Samuel, 22 ans, atteint d’encéphalomyélite myalgique survenue après un Covid en 2024, a choisi le suicide assisté pour mettre fin à des souffrances invalidantes. Son histoire relance le débat sur l’accès à l’aide à mourir pour des patients jeunes et sur l’insuffisance de prise en charge du syndrome de fatigue chronique.

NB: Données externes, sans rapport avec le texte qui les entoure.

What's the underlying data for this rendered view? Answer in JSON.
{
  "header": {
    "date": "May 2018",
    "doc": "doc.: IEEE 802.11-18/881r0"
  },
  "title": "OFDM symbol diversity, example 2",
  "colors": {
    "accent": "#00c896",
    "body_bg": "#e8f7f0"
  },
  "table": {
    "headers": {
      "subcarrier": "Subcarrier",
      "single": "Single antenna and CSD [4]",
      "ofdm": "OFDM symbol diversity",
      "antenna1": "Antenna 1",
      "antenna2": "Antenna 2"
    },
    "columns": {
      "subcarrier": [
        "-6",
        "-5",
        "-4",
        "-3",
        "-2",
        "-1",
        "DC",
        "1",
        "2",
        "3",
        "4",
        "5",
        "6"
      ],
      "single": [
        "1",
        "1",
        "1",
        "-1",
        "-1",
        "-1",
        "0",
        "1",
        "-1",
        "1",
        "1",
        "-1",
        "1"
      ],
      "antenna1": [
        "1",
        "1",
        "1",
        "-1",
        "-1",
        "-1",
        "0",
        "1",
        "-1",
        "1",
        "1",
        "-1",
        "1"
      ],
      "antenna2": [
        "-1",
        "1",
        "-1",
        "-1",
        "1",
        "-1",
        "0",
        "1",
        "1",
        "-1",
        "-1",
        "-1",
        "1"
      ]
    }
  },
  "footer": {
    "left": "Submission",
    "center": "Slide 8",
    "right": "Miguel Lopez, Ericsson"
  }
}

Samuel, un jeune Autrichien de 22 ans, est décédé après avoir eu recours au suicide assisté. Atteint d’un syndrome de fatigue chronique (encéphalomyélite myalgique) apparu après un Covid-19 contracté en 2024, il décrivait des symptômes si invalidants qu’il se disait incapable de mener une vie humaine digne de ce nom : alitement quasi permanent, intolérance à la lumière et aux stimulations sonores, incapacité à soutenir une conversation ou à écouter de la musique. Son cas a profondément ému l’Autriche et relancé des questions difficiles sur l’accès à l’aide à mourir, la prise en charge des patients jeunes et la reconnaissance d’une pathologie encore trop méconnue.

Un témoignage qui questionne

Sur des forums comme Reddit, Samuel racontait son quotidien : rester allongé presque vingt-quatre heures sur vingt-quatre, vivre dans le noir pour supporter la moindre lueur, éviter le moindre bruit. Il parlait de sensations décrites par son neurologue comme « l’impression de brûler et de se noyer en même temps ». Ces images sont frappantes car elles montrent l’écart entre la gravité ressentie par le patient et la compréhension parfois limitée de la maladie par l’entourage et par certains professionnels de santé.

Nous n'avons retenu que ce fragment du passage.